When Allied Domecq QSR-the franchisor of Baskin-Robbins, Dunkin' Donuts and Togo's-created its financing program, the company was more interested in making the financing process easier for all franchisees than in targeting a specific group. The company selected three lenders from a group it had informal relationships with and created a preferred lender program. Through the program, the three preferred lenders-New York City-based CIT Group Inc., Washington, DC-based National Cooperative Bank, and Danbury, Connecticut-based QuesTech Financial LLC-have a shorter, customized loan application for Allied Domecq franchisees.

"Based on our experience and feedback from our franchisees, we thought by focusing on a select few preferred lenders who wanted our brands to be a core focus of their business, we could provide a more consistent source of funds, a higher level of customer service and competitive interest rates," explains Adrien Deberghes, assistant treasurer for the franchisor.

Carlos Teixeira is one franchisee of Allied Domecq who has benefited from the preferred lender program.
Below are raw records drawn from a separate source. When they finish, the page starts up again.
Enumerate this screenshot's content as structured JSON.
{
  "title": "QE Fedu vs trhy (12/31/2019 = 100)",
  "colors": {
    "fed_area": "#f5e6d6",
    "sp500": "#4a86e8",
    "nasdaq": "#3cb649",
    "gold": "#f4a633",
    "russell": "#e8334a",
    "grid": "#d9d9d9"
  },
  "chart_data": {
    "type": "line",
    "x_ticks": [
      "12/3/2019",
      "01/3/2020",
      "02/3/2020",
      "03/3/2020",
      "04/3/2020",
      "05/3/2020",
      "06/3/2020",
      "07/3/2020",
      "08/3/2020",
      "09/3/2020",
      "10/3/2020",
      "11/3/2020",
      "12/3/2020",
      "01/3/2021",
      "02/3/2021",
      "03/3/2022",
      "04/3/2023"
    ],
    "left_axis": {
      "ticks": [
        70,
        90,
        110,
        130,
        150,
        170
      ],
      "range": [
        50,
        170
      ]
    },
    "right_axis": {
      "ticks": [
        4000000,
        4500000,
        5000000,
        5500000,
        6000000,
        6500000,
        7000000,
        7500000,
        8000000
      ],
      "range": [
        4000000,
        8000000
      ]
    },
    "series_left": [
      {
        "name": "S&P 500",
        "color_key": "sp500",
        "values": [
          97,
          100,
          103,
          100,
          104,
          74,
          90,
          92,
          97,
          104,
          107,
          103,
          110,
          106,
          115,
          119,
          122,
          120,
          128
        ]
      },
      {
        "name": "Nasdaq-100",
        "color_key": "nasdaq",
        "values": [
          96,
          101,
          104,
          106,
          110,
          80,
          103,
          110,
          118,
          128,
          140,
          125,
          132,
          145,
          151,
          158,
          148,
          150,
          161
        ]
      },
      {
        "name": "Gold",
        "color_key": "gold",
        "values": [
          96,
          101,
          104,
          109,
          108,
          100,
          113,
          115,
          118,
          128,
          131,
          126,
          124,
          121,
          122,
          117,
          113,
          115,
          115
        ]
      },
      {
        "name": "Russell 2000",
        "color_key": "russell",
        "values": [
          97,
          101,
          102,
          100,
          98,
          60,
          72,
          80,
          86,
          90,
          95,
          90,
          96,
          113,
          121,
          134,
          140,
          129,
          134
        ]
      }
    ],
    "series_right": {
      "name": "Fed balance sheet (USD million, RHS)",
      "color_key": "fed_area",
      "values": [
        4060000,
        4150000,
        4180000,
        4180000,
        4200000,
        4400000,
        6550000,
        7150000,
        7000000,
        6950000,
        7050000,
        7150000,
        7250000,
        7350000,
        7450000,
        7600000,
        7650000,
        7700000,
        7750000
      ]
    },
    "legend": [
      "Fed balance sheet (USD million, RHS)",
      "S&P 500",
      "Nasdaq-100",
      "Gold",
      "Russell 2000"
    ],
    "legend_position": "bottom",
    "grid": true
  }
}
A franchisee since 1986, Teixeira owns eight Dunkin' Donuts franchises in New York. "[The preferred lender program] specifically benefited me, because QuesTech's offering was tailored [to Dunkin' Donuts]. They knew and understood the business," the 45-year-old franchisee says.

Such programs have opened doors for franchisees who otherwise may not have been able to afford a franchise or qualify for financing. But as with most franchisors offering financing programs, Allied Domecq isn't content to gloat over prior accomplishments-they're always interested in improving their offering. "Considering how dynamic the industry and the capital markets are, we're constantly looking at whether [the program] is as effective as it can be," Deberghes says. "We're happy with what it's doing now, but it can always be better."